Le sanctuaire est composé de plusieurs autels, tous dédié à une divinité différente. Il faut noter qu’une des icône récurrente est celle des 3 singes de la sagesse. Pour petit rappel, 見猿 est l’aveugle pour  « Ne vois pas », 聞か猿 le sourd pour  » N’écoute pas » et 言わ猿 le muet pour « Ne dis pas ». La version chinoise résume en « Ne pas voir le Mal, ne pas entendre le Mal, ne pas dire le Mal ». Il est possible d’acheter des omamiri, ces amulettes, des straps, des omikuji, ces petites prédictions écrites qu’on pioche, à l’effigie de ces singes 😉  C’est à ce niveau que se troue la pagode à 5 étages, Gojûnotô, peinte principalement en rouge.
Le sanctuaire est situé sur une colline, coupant le temple en deux.
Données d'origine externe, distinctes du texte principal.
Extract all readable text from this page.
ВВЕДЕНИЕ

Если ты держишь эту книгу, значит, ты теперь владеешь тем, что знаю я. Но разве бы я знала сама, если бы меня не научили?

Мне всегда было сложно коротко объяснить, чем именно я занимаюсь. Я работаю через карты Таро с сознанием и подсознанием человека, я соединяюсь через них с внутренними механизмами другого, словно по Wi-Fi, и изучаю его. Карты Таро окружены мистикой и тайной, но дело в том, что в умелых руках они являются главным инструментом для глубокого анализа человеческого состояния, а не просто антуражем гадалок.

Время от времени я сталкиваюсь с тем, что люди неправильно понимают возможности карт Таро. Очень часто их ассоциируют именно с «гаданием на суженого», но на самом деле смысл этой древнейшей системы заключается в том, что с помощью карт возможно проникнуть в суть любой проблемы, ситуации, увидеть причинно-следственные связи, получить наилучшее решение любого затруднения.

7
On y accède par la Yomei-mon, porte actuellement en travaux 😦 Cette porte est décorée par plus de 500 animaux sacrés! C’est dans la seconde partie que nous pouvons accéder à la tombe de Ieyasu. Pour la voir, il faut monter des nombreuses marches et traverser un peu la forêt par une petite chemin de pierre. Il s’agit de la partie Nemui Neko. Une fois arrivé au dessus, nous marchons autours de la sépulture de Ieyasu et pouvons prier soit vers un petit autel soit vers les arbres sacrés. Nous pouvons les reconnaitre par leurs cordes torsades rouges noués au tronc! Cette fois-ci, les omamori et les omikuji sont à l’effigie du chat ^^
J’ai été impressionnée par ce sanctuaire dont nous voyons les photos des guides de voyages sur le Japon! J’ai apprécié ce sanctuaire que ce soit pour son architecture mais également pour son ambiance!

 

 

Un temple bien plus petit et tout aussi beau, le Futarasan-jinja. Ce sanctuaire est dédié à la mère, le père et l’enfant, laissant une immense place à l’amour. De plus, il est également dédié à Ôkuninushi, la divinité de la Terre, des Affaires et de la Médecine. Ce sanctuaire ne paie pas de mine, semblant être tout simple, petit. Il faut cependant aller un peu plus loin et surtout monter dans un peu dans ses hauteurs pour y découvrir sa beauté!  L’entrée est à 200 yens, ce qui est raisonnable.  Plongé dans les montagnes, il comporte de nombreux arbres sacrés. Un peu comme nos fontaines sacrées, il y avait un petit endroit sacré pour lancer des coeurs en bois où l’on écrit un voeux amoureux.  Il faut ensuite le lancé et plus il arrive proche du coeur en bois principal, plus il a de chance de se réaliser!  Juste à côté, un petit étang qui apporte encore plus de calme. Encore une fois, certains arbres sont sacrés. De temps à autre, sur une grosse pierre sont posés de nombreux cailloux blancs avec des voeux écrits dessus.  Bien sûr, le temple compte divers autels, toujours pour des divinités de l’amour différentes. 23 autels sont d’ailleurs classés comme « Biens culturels importants » par le gouvernement Japonais!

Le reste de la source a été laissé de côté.